The Null Hypothesis in this study, which stated that there is no correlation between ACT treatment and suspected malaria cases at the patent medicine vendors (PMVs) tested using mRDT, was rejected in favour of the Alternative hypothesis. The analysis shows a strong correlation between the two as supported by the Pearson Correlation 1.000, (α = 0.01, p < 0.05), 2-tailed test.
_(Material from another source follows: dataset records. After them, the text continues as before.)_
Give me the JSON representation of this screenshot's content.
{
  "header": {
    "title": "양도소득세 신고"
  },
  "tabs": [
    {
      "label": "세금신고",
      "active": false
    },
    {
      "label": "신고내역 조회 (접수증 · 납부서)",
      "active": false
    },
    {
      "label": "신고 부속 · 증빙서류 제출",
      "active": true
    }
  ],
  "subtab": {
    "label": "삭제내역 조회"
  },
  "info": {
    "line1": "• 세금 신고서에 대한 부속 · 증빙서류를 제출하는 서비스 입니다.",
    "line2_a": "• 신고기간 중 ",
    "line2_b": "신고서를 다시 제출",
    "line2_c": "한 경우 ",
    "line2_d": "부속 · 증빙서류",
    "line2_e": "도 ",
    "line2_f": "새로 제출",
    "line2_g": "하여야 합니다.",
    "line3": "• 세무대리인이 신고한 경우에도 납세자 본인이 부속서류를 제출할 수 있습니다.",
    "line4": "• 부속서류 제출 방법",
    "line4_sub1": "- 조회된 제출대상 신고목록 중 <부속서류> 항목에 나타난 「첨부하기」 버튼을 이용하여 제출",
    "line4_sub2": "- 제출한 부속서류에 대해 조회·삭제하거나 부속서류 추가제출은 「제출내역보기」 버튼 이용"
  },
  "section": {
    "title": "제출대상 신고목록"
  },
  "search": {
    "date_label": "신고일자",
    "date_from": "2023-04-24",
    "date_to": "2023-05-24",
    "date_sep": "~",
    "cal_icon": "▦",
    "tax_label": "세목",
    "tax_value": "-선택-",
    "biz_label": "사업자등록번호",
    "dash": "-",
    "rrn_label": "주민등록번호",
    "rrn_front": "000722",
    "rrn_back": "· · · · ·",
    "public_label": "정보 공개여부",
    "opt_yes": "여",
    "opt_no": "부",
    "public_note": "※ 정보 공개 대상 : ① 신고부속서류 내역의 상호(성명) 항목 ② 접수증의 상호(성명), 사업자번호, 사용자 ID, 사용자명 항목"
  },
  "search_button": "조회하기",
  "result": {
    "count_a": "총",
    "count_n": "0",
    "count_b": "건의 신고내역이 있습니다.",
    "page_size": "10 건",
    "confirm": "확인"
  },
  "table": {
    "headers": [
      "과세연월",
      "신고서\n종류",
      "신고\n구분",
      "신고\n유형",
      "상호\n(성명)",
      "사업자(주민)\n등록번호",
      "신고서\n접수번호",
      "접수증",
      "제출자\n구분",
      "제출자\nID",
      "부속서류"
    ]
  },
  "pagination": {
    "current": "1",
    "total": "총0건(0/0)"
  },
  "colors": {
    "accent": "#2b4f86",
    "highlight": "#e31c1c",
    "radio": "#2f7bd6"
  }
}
There is a need to underscore that between 15% - 82% of caregivers in sub-Saharan Africa seeks for treatment of their sick children at the PMVs [14] [21]. Studies have shown that nearly 1.3 billion people across the globe lack access to quality healthcare and this is attributed to weak healthcare financing systems operating especially in the developing countries [24]. Furthermore, the health systems in the developing countries are funded mostly through inequitable forms of health financing the out-of-pocket (OOP) payments, contributing to household poverty and creating a barrier to accessing quality healthcare services [22] - [28]. Similarly, if this huge and mostly unregulated PMVs would be incorporated into the formal reporting system, this would improve on malaria surveillance and contribute to national child survival initiatives [4] [21].
4. Conclusion
This study underscores the need for malaria control programmes at all levels to incorporate the PMVs in the routine reporting system through the DHIS2 platform. This approach would go a long way to improve the country’s malaria surveillance system, channel the meagre resources to effectively reduce malaria morbidity and mortality, and help in attaining the malaria-free status.
Limitations
This study was limited because some PMV owners were reluctant to open up to the data collectors on the use of RDTs and ACTs to test and treat their clients out of fear of probing further on how they obtained the test kits and the drugs.
Data Availability
All data have been summarized and presented in the manuscript. The data cannot be deposited to any external agency because of policy and other restrictions.
Ethical Issues/Protection of Participants Rights
The pilot study, conducted by the World Health Organization, is part of the Technical Assistance given to the state and national malaria elimination programme in Nigeria. Approval for the pilot of this study was obtained from the state ministry of health. To ensure confidentiality, no person or shop was identified by name.